Ultimately at issue in the case is to what extent the Constitution places limits, under the commerce clause, on Congress’s ability to regulate areas that have traditionally been left to state and local jurisdictions.

Legal analysts say one aspect of the case that makes it particularly worth watching is the mix of a liberal policy issue - medical-marijuana use - with a constitutional principle embraced by conservatives - federalism (state sovereignty).

Will conservative justices support federalism even when it means upholding a liberal marijuana-use law that they would probably never otherwise endorse? And will liberal justices support the medical-marijuana provision even when their support of it might advance a view of federalism considered anathema by the court’s dissenting liberal wing in earlier cases?

At the time the Constitution was written, the federal government’s powers were sharply constrained to avoid conflicts with state and local laws. Other than a few areas subject to federal jurisdiction, all other areas were to be left to the states.
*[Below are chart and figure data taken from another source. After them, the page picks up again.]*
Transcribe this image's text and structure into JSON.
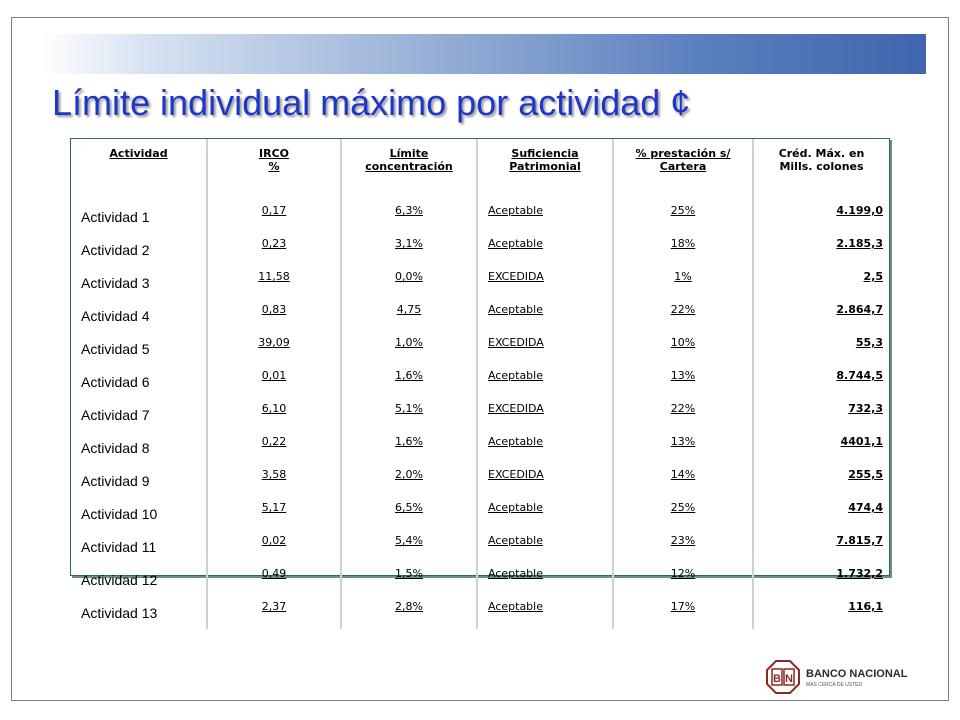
{
  "slide": {
    "title": "Límite individual máximo por actividad ¢"
  },
  "table": {
    "headers": [
      {
        "line1": "Actividad",
        "line2": ""
      },
      {
        "line1": "IRCO",
        "line2": "%"
      },
      {
        "line1": "Límite",
        "line2": "concentración"
      },
      {
        "line1": "Suficiencia",
        "line2": "Patrimonial"
      },
      {
        "line1": "% prestación s/",
        "line2": "Cartera"
      },
      {
        "line1": "Créd. Máx. en",
        "line2": "Mills. colones"
      }
    ],
    "rows": [
      {
        "actividad": "Actividad 1",
        "irco": "0,17",
        "limite": "6,3%",
        "suficiencia": "Aceptable",
        "prestacion": "25%",
        "cred": "4.199,0"
      },
      {
        "actividad": "Actividad 2",
        "irco": "0,23",
        "limite": "3,1%",
        "suficiencia": "Aceptable",
        "prestacion": "18%",
        "cred": "2.185,3"
      },
      {
        "actividad": "Actividad 3",
        "irco": "11,58",
        "limite": "0,0%",
        "suficiencia": "EXCEDIDA",
        "prestacion": "1%",
        "cred": "2,5"
      },
      {
        "actividad": "Actividad 4",
        "irco": "0,83",
        "limite": "4,75",
        "suficiencia": "Aceptable",
        "prestacion": "22%",
        "cred": "2.864,7"
      },
      {
        "actividad": "Actividad 5",
        "irco": "39,09",
        "limite": "1,0%",
        "suficiencia": "EXCEDIDA",
        "prestacion": "10%",
        "cred": "55,3"
      },
      {
        "actividad": "Actividad 6",
        "irco": "0,01",
        "limite": "1,6%",
        "suficiencia": "Aceptable",
        "prestacion": "13%",
        "cred": "8.744,5"
      },
      {
        "actividad": "Actividad 7",
        "irco": "6,10",
        "limite": "5,1%",
        "suficiencia": "EXCEDIDA",
        "prestacion": "22%",
        "cred": "732,3"
      },
      {
        "actividad": "Actividad 8",
        "irco": "0,22",
        "limite": "1,6%",
        "suficiencia": "Aceptable",
        "prestacion": "13%",
        "cred": "4401,1"
      },
      {
        "actividad": "Actividad 9",
        "irco": "3,58",
        "limite": "2,0%",
        "suficiencia": "EXCEDIDA",
        "prestacion": "14%",
        "cred": "255,5"
      },
      {
        "actividad": "Actividad 10",
        "irco": "5,17",
        "limite": "6,5%",
        "suficiencia": "Aceptable",
        "prestacion": "25%",
        "cred": "474,4"
      },
      {
        "actividad": "Actividad 11",
        "irco": "0,02",
        "limite": "5,4%",
        "suficiencia": "Aceptable",
        "prestacion": "23%",
        "cred": "7.815,7"
      },
      {
        "actividad": "Actividad 12",
        "irco": "0,49",
        "limite": "1,5%",
        "suficiencia": "Aceptable",
        "prestacion": "12%",
        "cred": "1.732,2"
      },
      {
        "actividad": "Actividad 13",
        "irco": "2,37",
        "limite": "2,8%",
        "suficiencia": "Aceptable",
        "prestacion": "17%",
        "cred": "116,1"
      }
    ]
  },
  "logo": {
    "emblem_letters": [
      "B",
      "N"
    ],
    "name": "BANCO NACIONAL",
    "tagline": "MÁS CERCA DE USTED",
    "color": "#8b2a25"
  },
  "colors": {
    "title": "#1f37c8",
    "table_border": "#2a6b5a",
    "band_end": "#3f66ad"
  }
}
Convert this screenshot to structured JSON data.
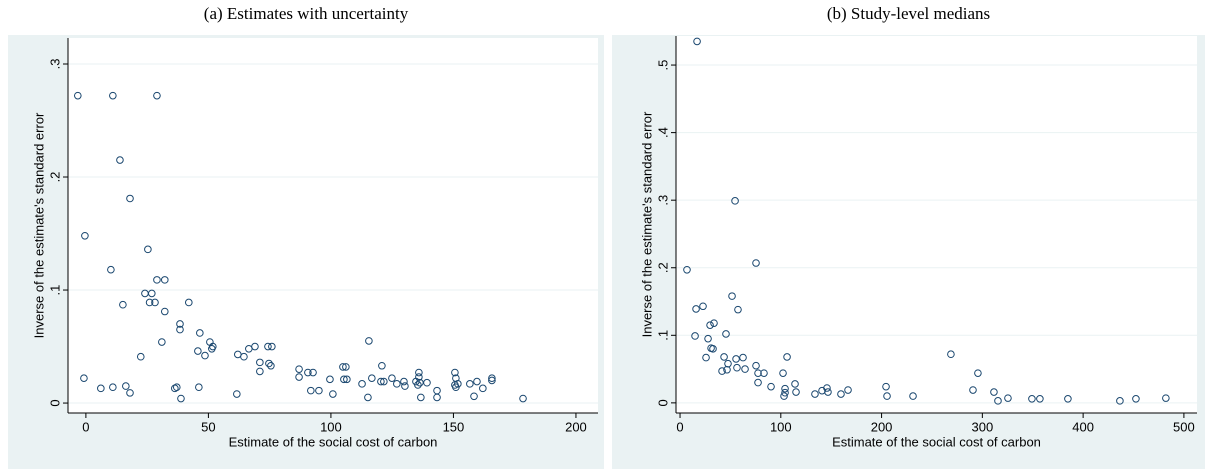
{
  "chart_data": [
    {
      "type": "scatter",
      "title": "(a) Estimates with uncertainty",
      "x_label": "Estimate of the social cost of carbon",
      "y_label": "Inverse of the estimate's standard error",
      "color": "#1a476f",
      "grid": true,
      "xlim": [
        -7.3,
        209
      ],
      "ylim": [
        -0.0088,
        0.323
      ],
      "xticks": [
        0,
        50,
        100,
        150,
        200
      ],
      "yticks": [
        0,
        {
          "value": 0.1,
          "label": ".1"
        },
        {
          "value": 0.2,
          "label": ".2"
        },
        {
          "value": 0.3,
          "label": ".3"
        }
      ],
      "x": [
        -3.3,
        11,
        29,
        13.9,
        18,
        25.3,
        -0.4,
        10.2,
        29,
        32.2,
        15.1,
        24.1,
        26.9,
        26,
        28.2,
        42,
        32.2,
        38.4,
        38.4,
        31,
        22.4,
        46.5,
        50.6,
        51.8,
        51.4,
        45.7,
        48.6,
        -0.8,
        6.1,
        11,
        16.3,
        18,
        36.3,
        37.1,
        38.8,
        46.1,
        62,
        64.5,
        66.5,
        69,
        71,
        71,
        61.6,
        74.3,
        75.9,
        74.7,
        75.5,
        87,
        87,
        90.6,
        92.7,
        91.8,
        95.1,
        99.6,
        100.8,
        104.9,
        106.1,
        105.3,
        106.5,
        115.5,
        112.7,
        115.1,
        116.7,
        120.8,
        120.4,
        121.6,
        124.9,
        126.9,
        129.8,
        130.2,
        134.7,
        135.9,
        135.9,
        135.5,
        136.3,
        136.7,
        139.2,
        143.3,
        143.3,
        150.6,
        151,
        150.6,
        151,
        151.8,
        156.7,
        159.6,
        158.4,
        162,
        165.7,
        165.7,
        178.4
      ],
      "values": [
        0.272,
        0.272,
        0.272,
        0.215,
        0.181,
        0.136,
        0.148,
        0.118,
        0.109,
        0.109,
        0.087,
        0.097,
        0.097,
        0.089,
        0.089,
        0.089,
        0.081,
        0.07,
        0.065,
        0.054,
        0.041,
        0.062,
        0.054,
        0.05,
        0.048,
        0.046,
        0.042,
        0.022,
        0.013,
        0.014,
        0.015,
        0.009,
        0.013,
        0.014,
        0.004,
        0.014,
        0.043,
        0.041,
        0.048,
        0.05,
        0.036,
        0.028,
        0.008,
        0.05,
        0.05,
        0.035,
        0.033,
        0.03,
        0.023,
        0.027,
        0.027,
        0.011,
        0.011,
        0.021,
        0.008,
        0.032,
        0.032,
        0.021,
        0.021,
        0.055,
        0.017,
        0.005,
        0.022,
        0.033,
        0.019,
        0.019,
        0.022,
        0.017,
        0.019,
        0.015,
        0.019,
        0.027,
        0.023,
        0.016,
        0.018,
        0.005,
        0.018,
        0.011,
        0.005,
        0.027,
        0.022,
        0.016,
        0.014,
        0.017,
        0.017,
        0.019,
        0.006,
        0.013,
        0.022,
        0.02,
        0.004
      ]
    },
    {
      "type": "scatter",
      "title": "(b) Study-level medians",
      "x_label": "Estimate of the social cost of carbon",
      "y_label": "Inverse of the estimate's standard error",
      "color": "#1a476f",
      "grid": true,
      "xlim": [
        -4,
        513
      ],
      "ylim": [
        -0.015,
        0.543
      ],
      "xticks": [
        0,
        100,
        200,
        300,
        400,
        500
      ],
      "yticks": [
        0,
        {
          "value": 0.1,
          "label": ".1"
        },
        {
          "value": 0.2,
          "label": ".2"
        },
        {
          "value": 0.3,
          "label": ".3"
        },
        {
          "value": 0.4,
          "label": ".4"
        },
        {
          "value": 0.5,
          "label": ".5"
        }
      ],
      "x": [
        6.9,
        16.9,
        15.9,
        22.8,
        14.9,
        25.8,
        27.8,
        29.8,
        33.7,
        30.8,
        32.7,
        43.7,
        45.6,
        41.7,
        46.6,
        47.6,
        51.6,
        54.6,
        57.5,
        55.6,
        56.5,
        62.5,
        64.5,
        75.4,
        75.4,
        77.4,
        77.4,
        83.3,
        90.3,
        102.2,
        104.2,
        106.2,
        104.2,
        103.2,
        114.1,
        115.1,
        133.9,
        140.9,
        145.8,
        146.8,
        159.7,
        166.7,
        204.4,
        205.4,
        231.2,
        268.8,
        290.7,
        295.6,
        311.5,
        315.5,
        325.4,
        349.2,
        357.1,
        384.9,
        436.5,
        452.4,
        482.1
      ],
      "values": [
        0.197,
        0.535,
        0.139,
        0.143,
        0.099,
        0.067,
        0.095,
        0.115,
        0.118,
        0.081,
        0.08,
        0.068,
        0.102,
        0.047,
        0.049,
        0.058,
        0.158,
        0.299,
        0.138,
        0.065,
        0.052,
        0.067,
        0.05,
        0.207,
        0.055,
        0.044,
        0.03,
        0.044,
        0.024,
        0.044,
        0.021,
        0.068,
        0.015,
        0.01,
        0.028,
        0.016,
        0.013,
        0.018,
        0.022,
        0.016,
        0.013,
        0.019,
        0.024,
        0.01,
        0.01,
        0.072,
        0.019,
        0.044,
        0.016,
        0.003,
        0.007,
        0.006,
        0.006,
        0.006,
        0.003,
        0.006,
        0.007
      ]
    }
  ]
}
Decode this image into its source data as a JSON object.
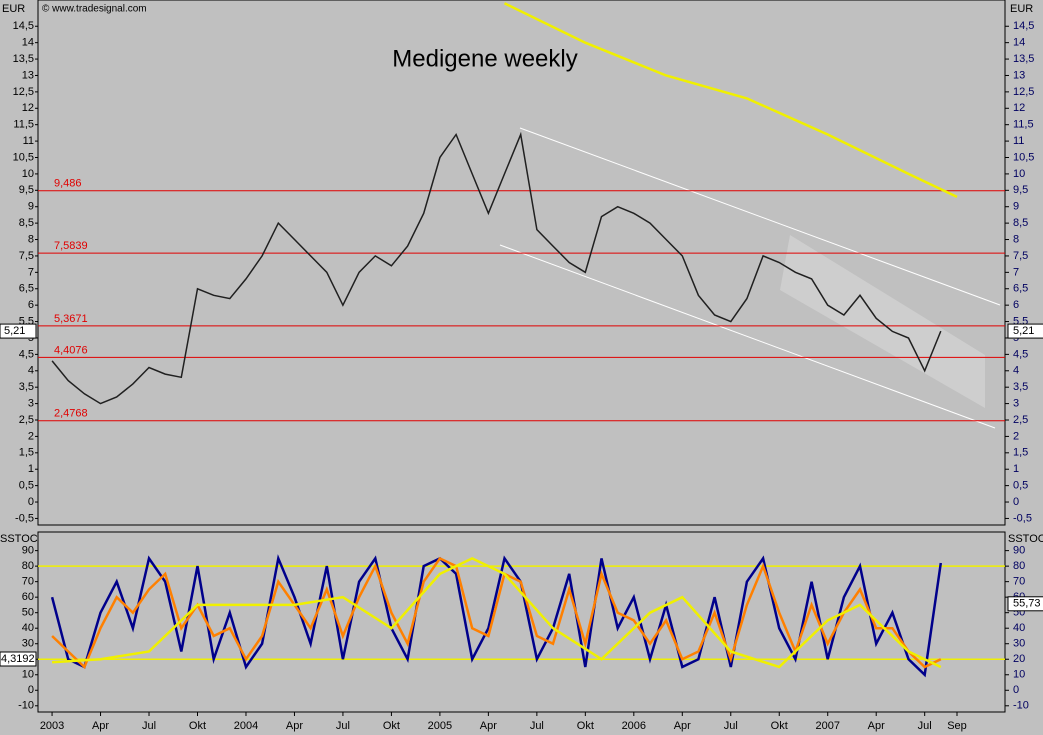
{
  "chart_data": [
    {
      "type": "line",
      "title": "Medigene weekly",
      "source": "© www.tradesignal.com",
      "axis_label": "EUR",
      "xlim": [
        -0.87,
        58.97
      ],
      "ylim": [
        -0.7,
        15.3
      ],
      "xticks": [
        {
          "value": 0,
          "label": "2003"
        },
        {
          "value": 3,
          "label": "Apr"
        },
        {
          "value": 6,
          "label": "Jul"
        },
        {
          "value": 9,
          "label": "Okt"
        },
        {
          "value": 12,
          "label": "2004"
        },
        {
          "value": 15,
          "label": "Apr"
        },
        {
          "value": 18,
          "label": "Jul"
        },
        {
          "value": 21,
          "label": "Okt"
        },
        {
          "value": 24,
          "label": "2005"
        },
        {
          "value": 27,
          "label": "Apr"
        },
        {
          "value": 30,
          "label": "Jul"
        },
        {
          "value": 33,
          "label": "Okt"
        },
        {
          "value": 36,
          "label": "2006"
        },
        {
          "value": 39,
          "label": "Apr"
        },
        {
          "value": 42,
          "label": "Jul"
        },
        {
          "value": 45,
          "label": "Okt"
        },
        {
          "value": 48,
          "label": "2007"
        },
        {
          "value": 51,
          "label": "Apr"
        },
        {
          "value": 54,
          "label": "Jul"
        },
        {
          "value": 56,
          "label": "Sep"
        }
      ],
      "yticks": [
        {
          "value": -0.5,
          "label": "-0,5"
        },
        0,
        {
          "value": 0.5,
          "label": "0,5"
        },
        1,
        {
          "value": 1.5,
          "label": "1,5"
        },
        2,
        {
          "value": 2.5,
          "label": "2,5"
        },
        3,
        {
          "value": 3.5,
          "label": "3,5"
        },
        4,
        {
          "value": 4.5,
          "label": "4,5"
        },
        5,
        {
          "value": 5.5,
          "label": "5,5"
        },
        6,
        {
          "value": 6.5,
          "label": "6,5"
        },
        7,
        {
          "value": 7.5,
          "label": "7,5"
        },
        8,
        {
          "value": 8.5,
          "label": "8,5"
        },
        9,
        {
          "value": 9.5,
          "label": "9,5"
        },
        10,
        {
          "value": 10.5,
          "label": "10,5"
        },
        11,
        {
          "value": 11.5,
          "label": "11,5"
        },
        12,
        {
          "value": 12.5,
          "label": "12,5"
        },
        13,
        {
          "value": 13.5,
          "label": "13,5"
        },
        14,
        {
          "value": 14.5,
          "label": "14,5"
        }
      ],
      "levels": [
        {
          "value": 9.486,
          "label": "9,486"
        },
        {
          "value": 7.5839,
          "label": "7,5839"
        },
        {
          "value": 5.3671,
          "label": "5,3671"
        },
        {
          "value": 4.4076,
          "label": "4,4076"
        },
        {
          "value": 2.4768,
          "label": "2,4768"
        }
      ],
      "level_color": "#e00000",
      "last_price": {
        "value": 5.21,
        "label": "5,21"
      },
      "x": [
        0,
        1,
        2,
        3,
        4,
        5,
        6,
        7,
        8,
        9,
        10,
        11,
        12,
        13,
        14,
        15,
        16,
        17,
        18,
        19,
        20,
        21,
        22,
        23,
        24,
        25,
        26,
        27,
        28,
        29,
        30,
        31,
        32,
        33,
        34,
        35,
        36,
        37,
        38,
        39,
        40,
        41,
        42,
        43,
        44,
        45,
        46,
        47,
        48,
        49,
        50,
        51,
        52,
        53,
        54,
        55
      ],
      "series": [
        {
          "color": "#202020",
          "values": [
            4.3,
            3.7,
            3.3,
            3.0,
            3.2,
            3.6,
            4.1,
            3.9,
            3.8,
            6.5,
            6.3,
            6.2,
            6.8,
            7.5,
            8.5,
            8.0,
            7.5,
            7.0,
            6.0,
            7.0,
            7.5,
            7.2,
            7.8,
            8.8,
            10.5,
            11.2,
            10.0,
            8.8,
            10.0,
            11.2,
            8.3,
            7.8,
            7.3,
            7.0,
            8.7,
            9.0,
            8.8,
            8.5,
            8.0,
            7.5,
            6.3,
            5.7,
            5.5,
            6.2,
            7.5,
            7.3,
            7.0,
            6.8,
            6.0,
            5.7,
            6.3,
            5.6,
            5.2,
            5.0,
            4.0,
            5.21
          ]
        },
        {
          "color": "#f0f000",
          "x": [
            28,
            33,
            38,
            43,
            48,
            53,
            56
          ],
          "values": [
            15.2,
            14.0,
            13.0,
            12.3,
            11.2,
            10.0,
            9.3
          ]
        }
      ]
    },
    {
      "type": "line",
      "axis_label": "SSTOC",
      "left_marker": "4,3192",
      "xlim": [
        -0.87,
        58.97
      ],
      "ylim": [
        -14,
        102
      ],
      "yticks": [
        -10,
        0,
        10,
        20,
        30,
        40,
        50,
        60,
        70,
        80,
        90
      ],
      "bands": [
        80,
        20
      ],
      "band_color": "#f0f000",
      "last_value": {
        "value": 55.73,
        "label": "55,73"
      },
      "x": [
        0,
        1,
        2,
        3,
        4,
        5,
        6,
        7,
        8,
        9,
        10,
        11,
        12,
        13,
        14,
        15,
        16,
        17,
        18,
        19,
        20,
        21,
        22,
        23,
        24,
        25,
        26,
        27,
        28,
        29,
        30,
        31,
        32,
        33,
        34,
        35,
        36,
        37,
        38,
        39,
        40,
        41,
        42,
        43,
        44,
        45,
        46,
        47,
        48,
        49,
        50,
        51,
        52,
        53,
        54,
        55
      ],
      "series": [
        {
          "color": "#00008b",
          "values": [
            60,
            20,
            15,
            50,
            70,
            40,
            85,
            70,
            25,
            80,
            20,
            50,
            15,
            30,
            85,
            60,
            30,
            80,
            20,
            70,
            85,
            40,
            20,
            80,
            85,
            75,
            20,
            40,
            85,
            70,
            20,
            40,
            75,
            15,
            85,
            40,
            60,
            20,
            55,
            15,
            20,
            60,
            15,
            70,
            85,
            40,
            20,
            70,
            20,
            60,
            80,
            30,
            50,
            20,
            10,
            82
          ]
        },
        {
          "color": "#ff8000",
          "values": [
            35,
            25,
            15,
            40,
            60,
            50,
            65,
            75,
            40,
            55,
            35,
            40,
            20,
            35,
            70,
            55,
            40,
            65,
            35,
            60,
            80,
            50,
            30,
            70,
            85,
            80,
            40,
            35,
            75,
            70,
            35,
            30,
            65,
            30,
            75,
            50,
            45,
            30,
            45,
            20,
            25,
            50,
            20,
            55,
            80,
            50,
            25,
            55,
            30,
            50,
            65,
            40,
            40,
            25,
            15,
            20
          ]
        },
        {
          "color": "#f0f000",
          "x": [
            0,
            3,
            6,
            9,
            12,
            15,
            18,
            21,
            24,
            26,
            28,
            31,
            34,
            37,
            39,
            42,
            45,
            48,
            50,
            53,
            55
          ],
          "values": [
            18,
            20,
            25,
            55,
            55,
            55,
            60,
            40,
            75,
            85,
            75,
            40,
            20,
            50,
            60,
            25,
            15,
            45,
            55,
            25,
            15
          ]
        }
      ]
    }
  ]
}
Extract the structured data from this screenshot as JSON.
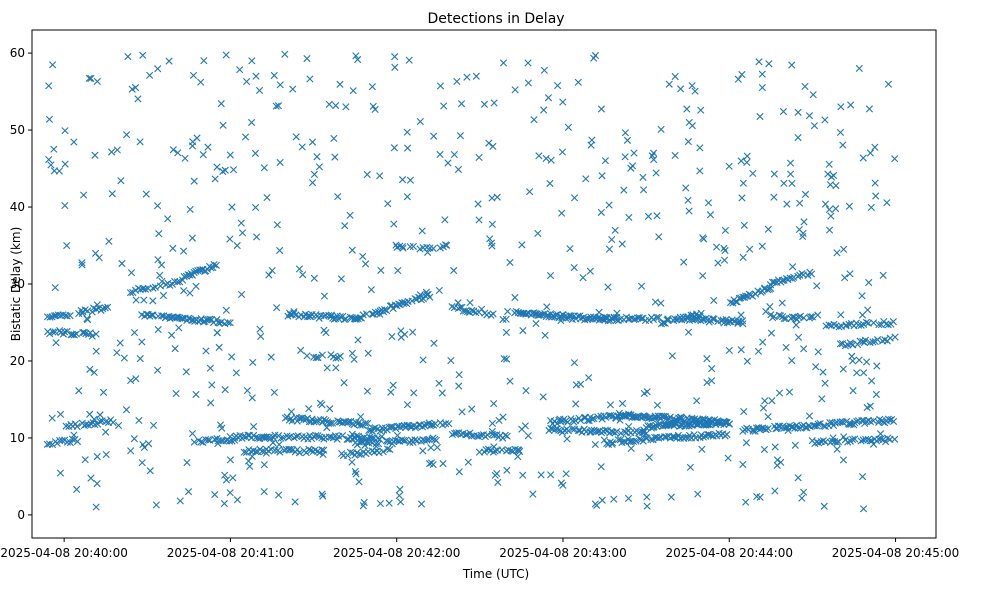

The Constitution specifically empowers Congress to regulate commerce among states. For much of the nation’s history, this provision meant that Congress could pass laws concerning interstate trade and other activities among and between the states to facilitate the emergence of a national economy. But the controlling feature of the clause has always been how the high court defines “commerce.”

In the late 1930s and early 1940s, the Supreme Court embraced a broad view of “commerce,” ruling that congressional power to regulate the economy wasn’t strictly confined to interstate commercial activities. The justices announced that congressional power could extend to intrastate activity, upholding federal regulation of wheat produced on a family farm - even when the wheat was grown for consumption only on the farm.

That landmark 1942 decision called Wickard v. Filburn opened the door for congressional regulation reaching down to the state and local level - as long as whatever was being regulated had an impact on “commerce,” as it was broadly defined by the high court.

This definition permitted an explosive growth in national legislation that continued unabated until 1995, when the justices by a 5-to-4 vote struck down the Gun-Free School Zones Act. In 2000, the same 5-to-4 majority invalidated a portion of the Violence Against Women Act that authorized victims of gender-motivated violence to sue their attackers in federal court.

Many analysts say the medical- marijuana case places the high court at a crossroads. It can either continue the trend begun with its rulings in 1995 and 2000, or it can step back and authorize what some say would be even broader federal power at the expense of state sovereignty. “If the court upholds [the Justice Department’s] claim of federal power, this case will supplant Wickard to become the most expansive interpretation of the commerce clause since the founding,” say Robert Long Jr. and Professor Barnett in their brief to the court on behalf of Raich and Monson.

Acting Solicitor General Paul Clement says the medical use of marijuana cannot escape congressional regulation any more than farm-consumed wheat did in the Wickard case. If the federal government were unable to enforce federal drug laws within a particular state, it would undercut Congress’s goal of effectively countering the illicit trade in narcotics.

“[Raich and Monson’s] conduct is economic activity because it occurs in, and substantially affects, the marijuana market generally,” Mr. Clement says in his brief.

Lawyers for Raich and Monson disagree. Monson grows her own marijuana at home. Raich, who is unable to grow her own, is supplied marijuana free of charge by two growers who use only supplies originating in or manufactured in California.

Some analysts are raising questions about the potential broad impact of a ruling in favor of Raich and Monson. They suggest that it could complicate enforcement of federal child-pornography laws and other statutes.

Barnett says such concerns are overblown: Cases involving possession of child pornography within one state could be turned over to state prosecutors.